Tout cela est le résultat de la politique du Gouvernement pour donner des atouts supplémentaires à Air France. La
décision de construire de nouvelles pistes à Roissy en est un exemple. Nombre d'entre vous m'ont d'ailleurs félicité
d'avoir pris cette décision, mais discrètement, bien sûr, car il aurait été plus difficile pour vous de le faire publiquement !
M. Dominique Braye. On reconnaît que c'était bien !
M. Jean-Claude Gayssot, ministre de l'équipement, des transports et du logement. Mais ce n'est pas fini ! Nous avons
également rouvert l'école de formation de pilotes.
Tout un environnement est donc en train de se mettre en place et il permettra d'investir, d'acheter des avions, de créer
des emplois, d'accroître le nombre de pilotes, d'augmenter le trafic aérien vers les Etats-Unis de près de 15 %...
M. Dominique Braye. Avec l'argent du contribuable, toujours !
M. Guy Fischer. Vous l'avez dépensé autrement, vous !
M. Jean-Claude Gayssot, ministre de l'équipement, des transports et du logement. Justement, l'argent du
contribuable, vous l'avez utilisé en 1993 pour recapitaliser la compagnie à hauteur de 20 milliards de francs, ce que je
ne vous reproche pas.
M. Paul Masson. Ah !
M. Jean-Claude Gayssot, ministre de l'équipement, des transports et du logement. Et vous voudriez maintenant brader
la compagnie au secteur privé après y avoir injecté autant d'argent. Nous, nous ne braderons pas Air France !

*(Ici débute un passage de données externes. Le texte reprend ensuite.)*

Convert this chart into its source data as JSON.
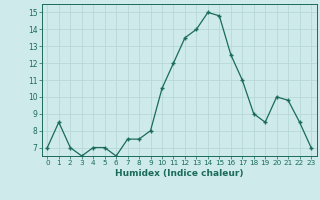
{
  "x": [
    0,
    1,
    2,
    3,
    4,
    5,
    6,
    7,
    8,
    9,
    10,
    11,
    12,
    13,
    14,
    15,
    16,
    17,
    18,
    19,
    20,
    21,
    22,
    23
  ],
  "y": [
    7,
    8.5,
    7,
    6.5,
    7,
    7,
    6.5,
    7.5,
    7.5,
    8,
    10.5,
    12,
    13.5,
    14,
    15,
    14.8,
    12.5,
    11,
    9,
    8.5,
    10,
    9.8,
    8.5,
    7
  ],
  "line_color": "#1a6b5a",
  "marker_color": "#1a6b5a",
  "background_color": "#ceeaea",
  "grid_color": "#b8d8d8",
  "axis_label_color": "#1a6b5a",
  "tick_label_color": "#1a6b5a",
  "xlabel": "Humidex (Indice chaleur)",
  "xlim": [
    -0.5,
    23.5
  ],
  "ylim": [
    6.5,
    15.5
  ],
  "yticks": [
    7,
    8,
    9,
    10,
    11,
    12,
    13,
    14,
    15
  ],
  "xtick_labels": [
    "0",
    "1",
    "2",
    "3",
    "4",
    "5",
    "6",
    "7",
    "8",
    "9",
    "10",
    "11",
    "12",
    "13",
    "14",
    "15",
    "16",
    "17",
    "18",
    "19",
    "20",
    "21",
    "22",
    "23"
  ]
}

M. Jean Chérioux. Vous êtes en train de le gaspiller !
M. Jean-Claude Gayssot, ministre de l'équipement, des transports et du logement. Air France se développera et
ouvrira pour cela une partie de son capital.
M. Dominique Braye. Avec l'argent du contribuable !
M. Jean-Claude Gayssot, ministre de l'équipement, des transports et du logement. Aujourd'hui, les pilotes et la
direction se sont mis d'accord, monsieur le sénateur, sur une démarche de développement d'Air France dans un esprit
de compétitivité face à la concurrence internationale. Le principe de l'accord sur l'échange volontaire salaire-actions a
été acquis. Le maintien des salaires pendant sept ans a été admis.
Par ailleurs, un des engagements qu'avait pris l'ancien président a également été tenu,...
M. Dominique Braye. Vous l'avez viré !
M. Jean-Claude Gayssot, ministre de l'équipement, des transports et du logement. ... à savoir la suppression de la
double échelle des salaires.
C'est un accord pour lequel, je le crois honnêtement, il n'y a ni vainqueur, ni vaincu comme dans tout compromis.
M. Dominique Braye. Sauf les Français !
M. Jean-Claude Gayssot, ministre de l'équipement, des transports et du logement. C'est une bonne chose pour les
rapports sociaux dans l'entreprise. Il ne peut exister de développement dans une entreprise digne de ce nom sans que
les salariés soient partie prenante des décisions qui sont prises. (Applaudissements sur les travées du groupe
communiste républicain et citoyen ainsi que sur les travées socialistes.)